“Regulation of cutaneous tissue-repair by a specialized population of CD4+ T cells”
Consortium: Daniel J. Campbell (Benaroya Research Institute at Virginia Mason) und Iris Gratz (PLUS). Sum (part Iris Gratz): $726,650 (approx. 610,000€). R01 National Institute of Health (NIH) grant R01AI127726 (Role: PI):
In healthy individuals T cells in the skin not only combat infection but also work in concert to help maintain normal tissue homeostasis and promote sterile tissue repair. We have identified a novel population of CLA+CD4+ T cells in the peripheral blood and skin of healthy subjects, and we hypothesize that this is a regulatory population of skin-tropic T cells that participates in the host-protective antimicrobial and wound healing responses following tissue damage. In this proposal, we will use in vitro analyses and innovative humanized mouse models to test this hypothesis, assessing the developmental origins of CLA+CD103+ cells and their relationship to other populations of skin T cells, and assessing their function duringcutaneous inflammation and wound healing.
STUDIES ON THE BIOLOGY OF IgE AND SPECIFICALLY ON THE REGULATION OF IgE RESPONSE IN VIVO
Project leader: Mag. Dr. Gertrude Achatz
Period 01.01.2013 – 31.12.2017
In the last years, many working groups, including ourselves, have described several B cell specific control mechanisms that indicate a tight control of the IgE response, impressively reflected in a 1000 – 10,000 fold difference in the steady state serum levels of IgE compared to IgG1 in mice. Nevertheless, the precise understanding of the IgE regulation and its biological function is, at best, limited. With the current project proposal we want to gain deeper insights into both, by focusing on two independent but related topics: 1) Chemokine expression of Th1 and Th2 dependent Ig-isotypes; 2) Construction of an IgE/IgA only mouse. 1) In general, chemokines and their receptors play an important role in the regulation of the development and maintenance of immune responses. In the first part of the present project proposal, we want to analyze and compare the distinct signal transduction of Th1 and Th2 dependent Ig-isotypes. Genomic and proteomic approaches will be performed to evaluate isotype-specific chemokine expression patterns. 2) In a different but synergistic approach, the humoral immune response of IgE will be further analyzed by constructing a mouse strain exclusively expressing IgE/IgA. This mouse strain will be a perfect tool to study the biological relevance of the IgE response during humoral immunity and to describe the development and maintenance of IgE memory. In our opinion, these two promising strategies together are an ideal and unique way to study the in vivo function of the IgE immunoglobulin itself, the IgE antigen receptor and therewith connected isotype-specific signal transduction. We are convinced our findings will provide new insights into the biology of IgE development and the maintenance of the IgE response in vivo.

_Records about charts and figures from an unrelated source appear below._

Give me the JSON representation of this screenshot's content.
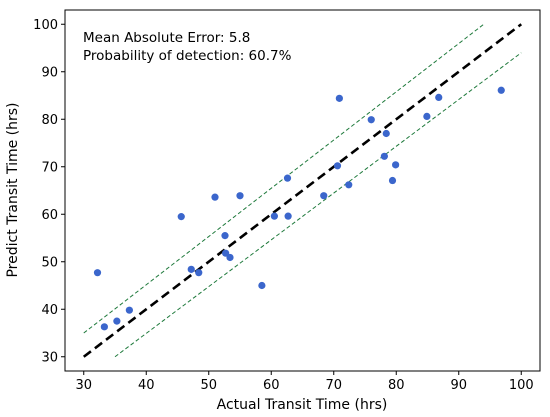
{
  "chart_data": {
    "type": "scatter",
    "xlabel": "Actual Transit Time (hrs)",
    "ylabel": "Predict Transit Time (hrs)",
    "xlim": [
      27,
      103
    ],
    "ylim": [
      27,
      103
    ],
    "xticks": [
      30,
      40,
      50,
      60,
      70,
      80,
      90,
      100
    ],
    "yticks": [
      30,
      40,
      50,
      60,
      70,
      80,
      90,
      100
    ],
    "grid": false,
    "annotations": [
      "Mean Absolute Error: 5.8",
      "Probability of detection: 60.7%"
    ],
    "points": [
      {
        "x": 32.2,
        "y": 47.7
      },
      {
        "x": 33.3,
        "y": 36.3
      },
      {
        "x": 35.3,
        "y": 37.5
      },
      {
        "x": 37.3,
        "y": 39.8
      },
      {
        "x": 45.6,
        "y": 59.5
      },
      {
        "x": 47.2,
        "y": 48.4
      },
      {
        "x": 48.4,
        "y": 47.7
      },
      {
        "x": 51.0,
        "y": 63.6
      },
      {
        "x": 52.6,
        "y": 55.5
      },
      {
        "x": 52.7,
        "y": 51.8
      },
      {
        "x": 53.4,
        "y": 50.9
      },
      {
        "x": 55.0,
        "y": 63.9
      },
      {
        "x": 58.5,
        "y": 45.0
      },
      {
        "x": 60.5,
        "y": 59.6
      },
      {
        "x": 62.6,
        "y": 67.6
      },
      {
        "x": 62.7,
        "y": 59.6
      },
      {
        "x": 68.4,
        "y": 63.9
      },
      {
        "x": 70.6,
        "y": 70.2
      },
      {
        "x": 70.9,
        "y": 84.4
      },
      {
        "x": 72.4,
        "y": 66.2
      },
      {
        "x": 76.0,
        "y": 79.9
      },
      {
        "x": 78.1,
        "y": 72.2
      },
      {
        "x": 78.4,
        "y": 77.0
      },
      {
        "x": 79.4,
        "y": 67.1
      },
      {
        "x": 79.9,
        "y": 70.4
      },
      {
        "x": 84.9,
        "y": 80.6
      },
      {
        "x": 86.8,
        "y": 84.6
      },
      {
        "x": 96.8,
        "y": 86.1
      }
    ],
    "reference_lines": [
      {
        "role": "identity",
        "x": [
          30,
          100
        ],
        "y": [
          30,
          100
        ],
        "style": "dashed",
        "color": "#000000"
      },
      {
        "role": "upper-band",
        "x": [
          30,
          94
        ],
        "y": [
          35,
          100
        ],
        "style": "dashed",
        "color": "#1f7a3c"
      },
      {
        "role": "lower-band",
        "x": [
          35,
          100
        ],
        "y": [
          30,
          94
        ],
        "style": "dashed",
        "color": "#1f7a3c"
      }
    ],
    "colors": {
      "points": "#3b66cc",
      "identity": "#000000",
      "band": "#1f7a3c"
    }
  }
}
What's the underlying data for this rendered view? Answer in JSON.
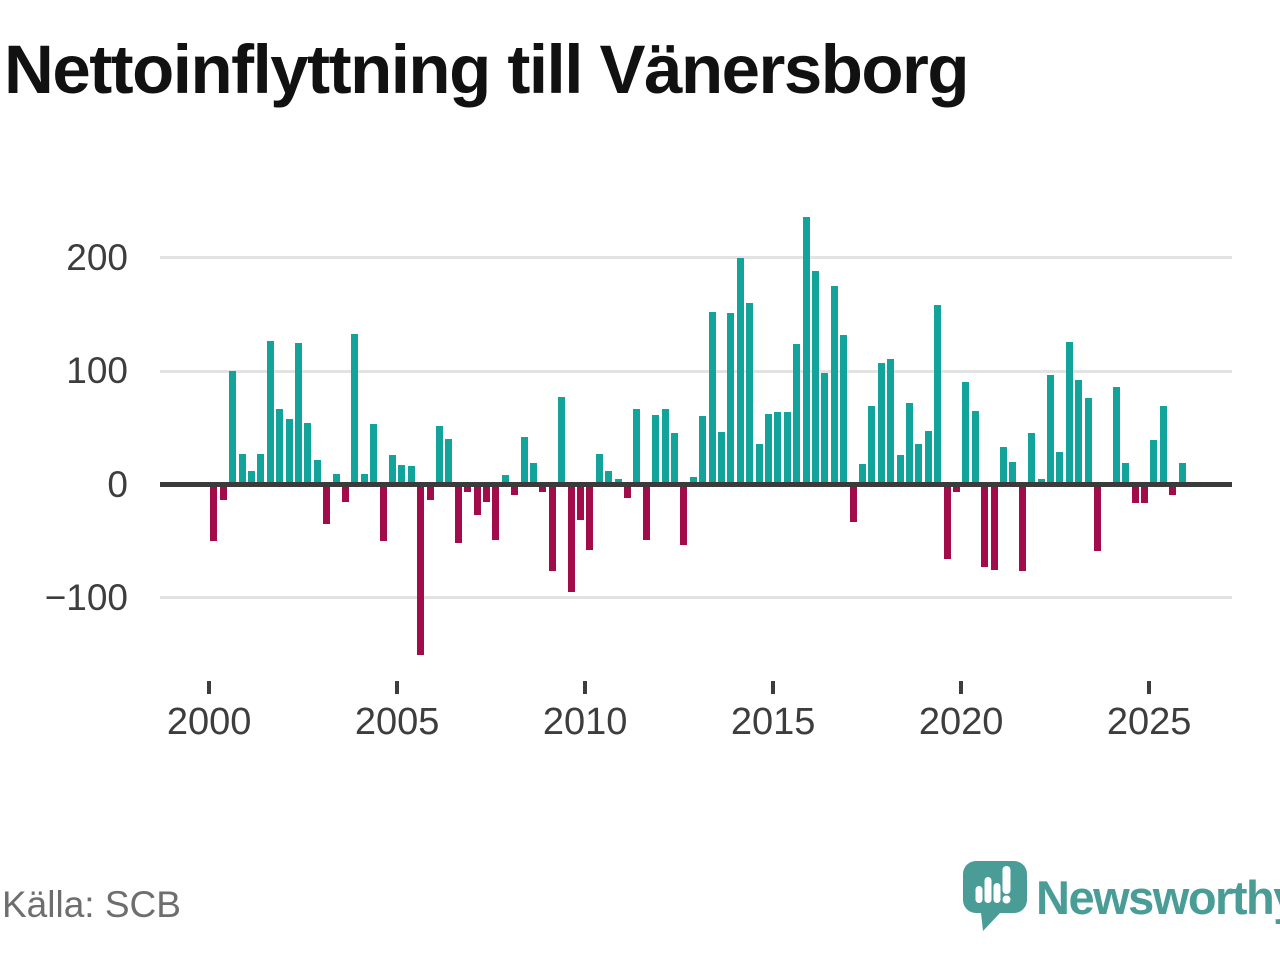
{
  "title": "Nettoinflyttning till Vänersborg",
  "source": "Källa: SCB",
  "branding": {
    "wordmark": "Newsworthy",
    "logo_icon": "newsworthy-pin-bar-chart-icon"
  },
  "colors": {
    "background": "#ffffff",
    "positive_bar": "#12a39b",
    "negative_bar": "#a30c4a",
    "axis": "#3b3b3b",
    "grid": "#e3e3e3",
    "tick_label": "#3d3d3d",
    "title_text": "#111111",
    "source_text": "#6e6e6e",
    "brand_teal": "#4a9d97",
    "logo_bars_white": "#ffffff"
  },
  "chart_data": {
    "type": "bar",
    "title": "Nettoinflyttning till Vänersborg",
    "frequency": "quarterly",
    "unit": "persons (net migration per quarter)",
    "xlabel": "",
    "ylabel": "",
    "grid": true,
    "ylim": [
      -160,
      245
    ],
    "y_axis": {
      "ticks": [
        {
          "value": 200,
          "label": "200"
        },
        {
          "value": 100,
          "label": "100"
        },
        {
          "value": 0,
          "label": "0"
        },
        {
          "value": -100,
          "label": "−100"
        }
      ]
    },
    "x_axis": {
      "tick_years": [
        2000,
        2005,
        2010,
        2015,
        2020,
        2025
      ],
      "tick_labels": [
        "2000",
        "2005",
        "2010",
        "2015",
        "2020",
        "2025"
      ]
    },
    "series_by_year": [
      {
        "year": 2000,
        "values": [
          -50,
          -14,
          100,
          27
        ]
      },
      {
        "year": 2001,
        "values": [
          12,
          27,
          127,
          67
        ]
      },
      {
        "year": 2002,
        "values": [
          58,
          125,
          54,
          22
        ]
      },
      {
        "year": 2003,
        "values": [
          -35,
          9,
          -15,
          133
        ]
      },
      {
        "year": 2004,
        "values": [
          9,
          53,
          -50,
          26
        ]
      },
      {
        "year": 2005,
        "values": [
          17,
          16,
          -150,
          -14
        ]
      },
      {
        "year": 2006,
        "values": [
          52,
          40,
          -52,
          -7
        ]
      },
      {
        "year": 2007,
        "values": [
          -27,
          -15,
          -49,
          8
        ]
      },
      {
        "year": 2008,
        "values": [
          -9,
          42,
          19,
          -7
        ]
      },
      {
        "year": 2009,
        "values": [
          -76,
          77,
          -95,
          -31
        ]
      },
      {
        "year": 2010,
        "values": [
          -58,
          27,
          12,
          5
        ]
      },
      {
        "year": 2011,
        "values": [
          -12,
          67,
          -49,
          61
        ]
      },
      {
        "year": 2012,
        "values": [
          67,
          45,
          -53,
          7
        ]
      },
      {
        "year": 2013,
        "values": [
          60,
          152,
          46,
          151
        ]
      },
      {
        "year": 2014,
        "values": [
          200,
          160,
          36,
          62
        ]
      },
      {
        "year": 2015,
        "values": [
          64,
          64,
          124,
          236
        ]
      },
      {
        "year": 2016,
        "values": [
          188,
          98,
          175,
          132
        ]
      },
      {
        "year": 2017,
        "values": [
          -33,
          18,
          69,
          107
        ]
      },
      {
        "year": 2018,
        "values": [
          111,
          26,
          72,
          36
        ]
      },
      {
        "year": 2019,
        "values": [
          47,
          158,
          -66,
          -7
        ]
      },
      {
        "year": 2020,
        "values": [
          90,
          65,
          -73,
          -75
        ]
      },
      {
        "year": 2021,
        "values": [
          33,
          20,
          -76,
          45
        ]
      },
      {
        "year": 2022,
        "values": [
          5,
          97,
          29,
          126
        ]
      },
      {
        "year": 2023,
        "values": [
          92,
          76,
          -59,
          0
        ]
      },
      {
        "year": 2024,
        "values": [
          86,
          19,
          -16,
          -16
        ]
      },
      {
        "year": 2025,
        "values": [
          39,
          69,
          -9,
          19
        ]
      }
    ]
  }
}
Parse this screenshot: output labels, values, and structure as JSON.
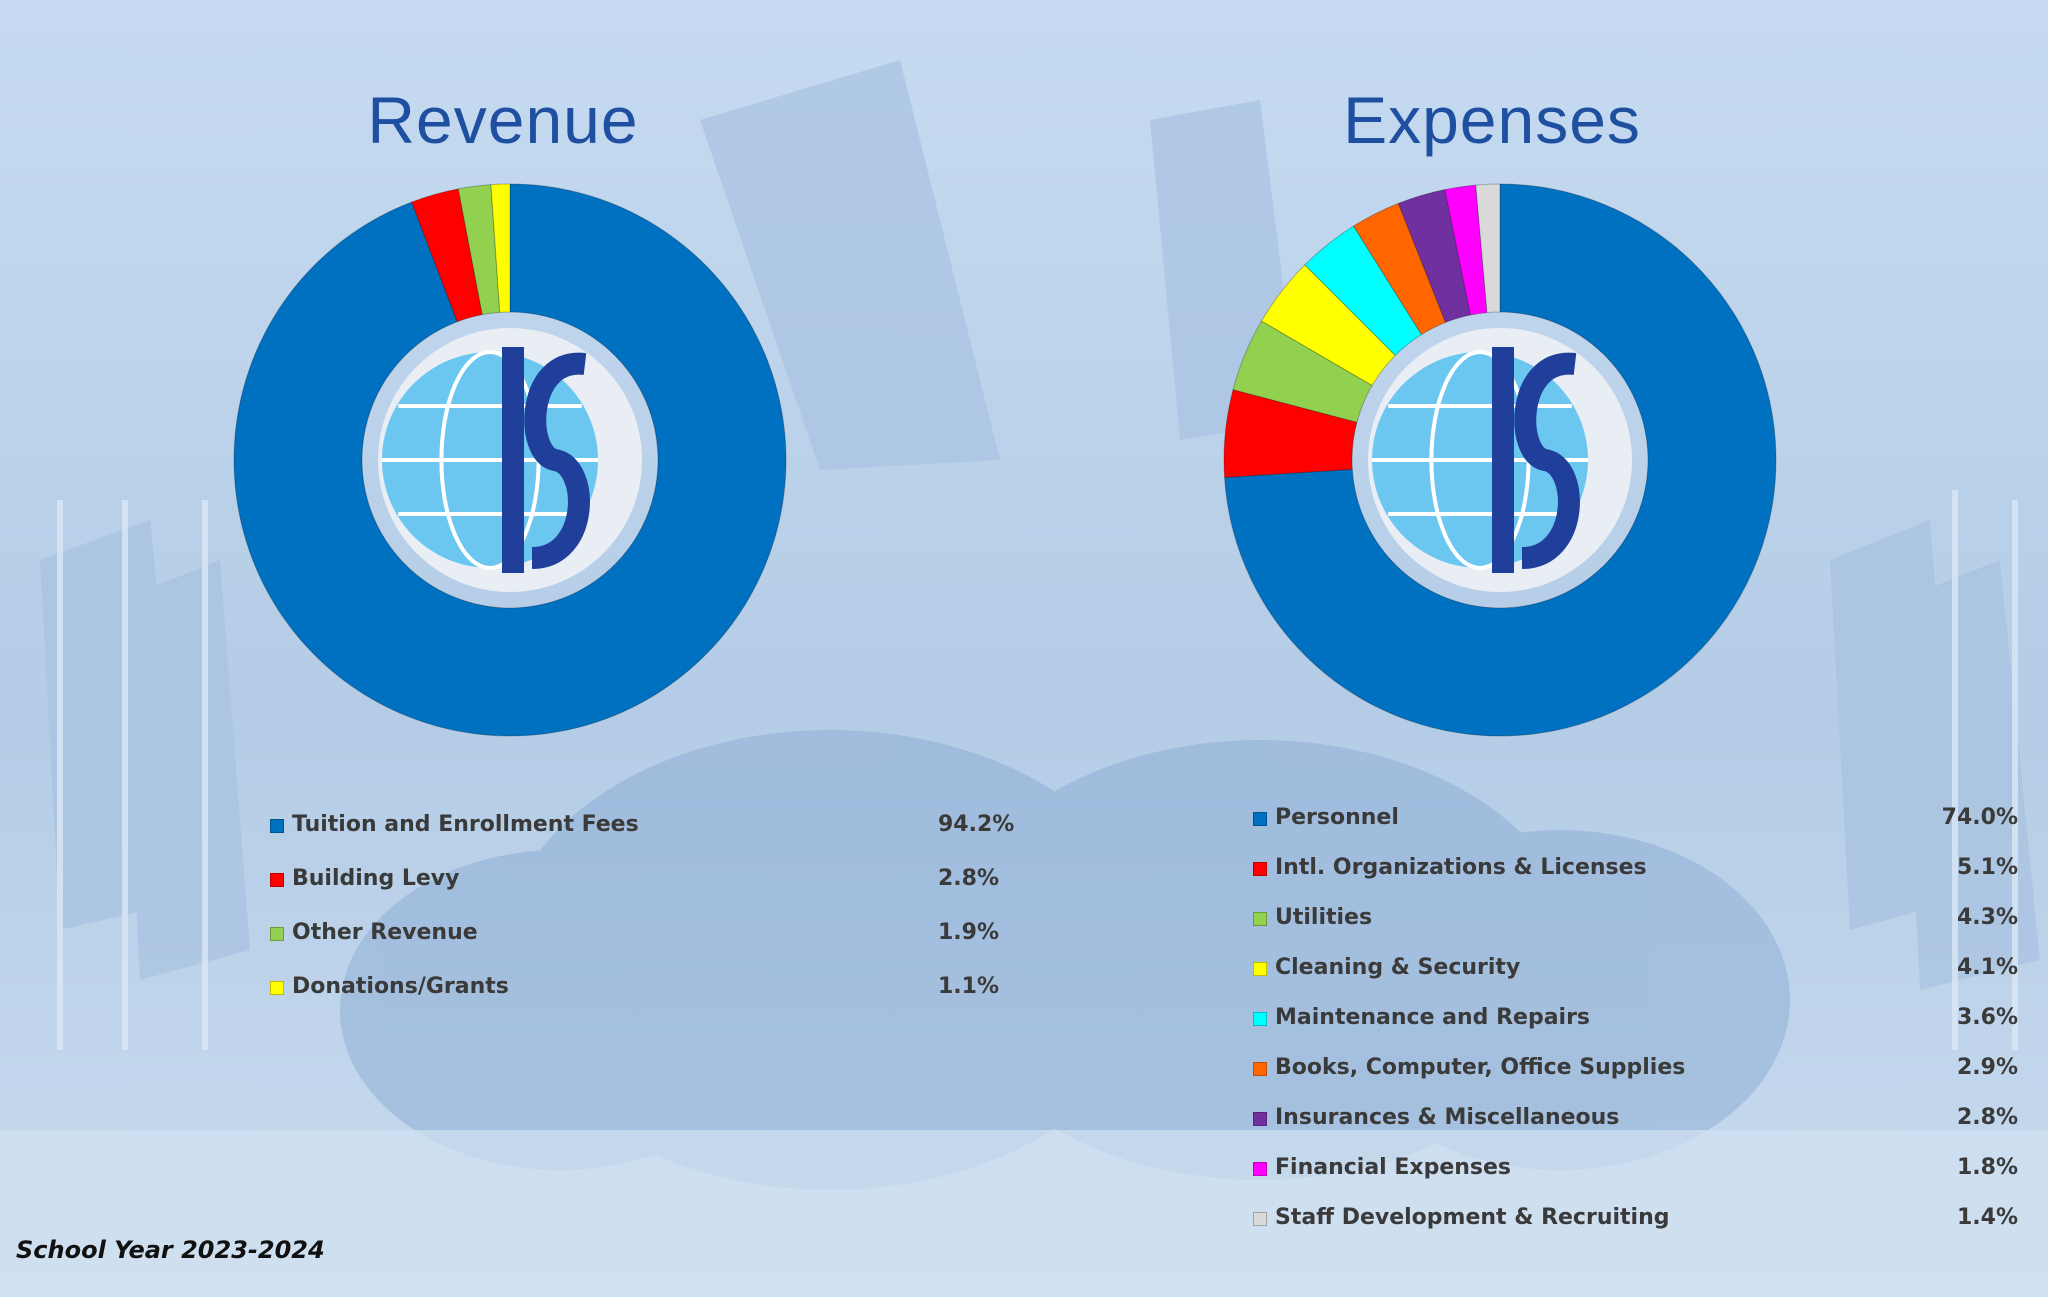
{
  "footer": {
    "school_year": "School Year 2023-2024"
  },
  "colors": {
    "background": "#c3d6ec",
    "title": "#1f4fa0",
    "logo_globe": "#6cc7f0",
    "logo_letters": "#1f3f9a"
  },
  "logo": {
    "name": "school-crest-logo",
    "icon": "globe-is-logo"
  },
  "chart_data": [
    {
      "type": "pie",
      "title": "Revenue",
      "style": "donut",
      "series": [
        {
          "name": "Tuition and Enrollment Fees",
          "value": 94.2,
          "label": "94.2%",
          "color": "#0070c0"
        },
        {
          "name": "Building Levy",
          "value": 2.8,
          "label": "2.8%",
          "color": "#ff0000"
        },
        {
          "name": "Other Revenue",
          "value": 1.9,
          "label": "1.9%",
          "color": "#92d050"
        },
        {
          "name": "Donations/Grants",
          "value": 1.1,
          "label": "1.1%",
          "color": "#ffff00"
        }
      ]
    },
    {
      "type": "pie",
      "title": "Expenses",
      "style": "donut",
      "series": [
        {
          "name": "Personnel",
          "value": 74.0,
          "label": "74.0%",
          "color": "#0070c0"
        },
        {
          "name": "Intl. Organizations & Licenses",
          "value": 5.1,
          "label": "5.1%",
          "color": "#ff0000"
        },
        {
          "name": "Utilities",
          "value": 4.3,
          "label": "4.3%",
          "color": "#92d050"
        },
        {
          "name": "Cleaning & Security",
          "value": 4.1,
          "label": "4.1%",
          "color": "#ffff00"
        },
        {
          "name": "Maintenance and Repairs",
          "value": 3.6,
          "label": "3.6%",
          "color": "#00ffff"
        },
        {
          "name": "Books, Computer, Office Supplies",
          "value": 2.9,
          "label": "2.9%",
          "color": "#ff6600"
        },
        {
          "name": "Insurances & Miscellaneous",
          "value": 2.8,
          "label": "2.8%",
          "color": "#7030a0"
        },
        {
          "name": "Financial Expenses",
          "value": 1.8,
          "label": "1.8%",
          "color": "#ff00ff"
        },
        {
          "name": "Staff Development & Recruiting",
          "value": 1.4,
          "label": "1.4%",
          "color": "#d9d9d9"
        }
      ]
    }
  ]
}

IMMUNITY IN CANCER AND ALLERGY
(FWF Project DK-Plus W1213)
The mammalian immune system acts as a complex surveillance system ensuring to distinguish between self and non-self, and between harmless and dangerous events approaching from outside or inside of the organism. Moreover, it interacts with growth, differentiation and death of cells and tissues, and thus maintains the homeostasis and the integrity of our body. The doctoral college is focused on two pathologies of the immune system, i.e. the overwhelming allergic immune response and the inefficient immune response against certain tumors. Both diseases are a growing concern and there is an urgent medical need to elucidate the underlying mechanisms for the development of new therapies. Unraveling the cellular and molecular immunological mechanisms and pathways enables to develop rational and molecule-based strategies for the treatment of these diseases. The aim of the doctoral college is to attract and select excellent graduate students from all over the world, to provide an intellectually stimulating environment, an excellent instrumental and methodological infrastructure and ambitious scientific projects, and to prepare for a successful career in basic as well as translational and applied science. The college comprises ten research groups. Their track records, experience with national and international programs, and their excellent infrastructure guarantees high quality research and training. Furthermore, the college structure ensures that students benefit from the collective experience of the researchers.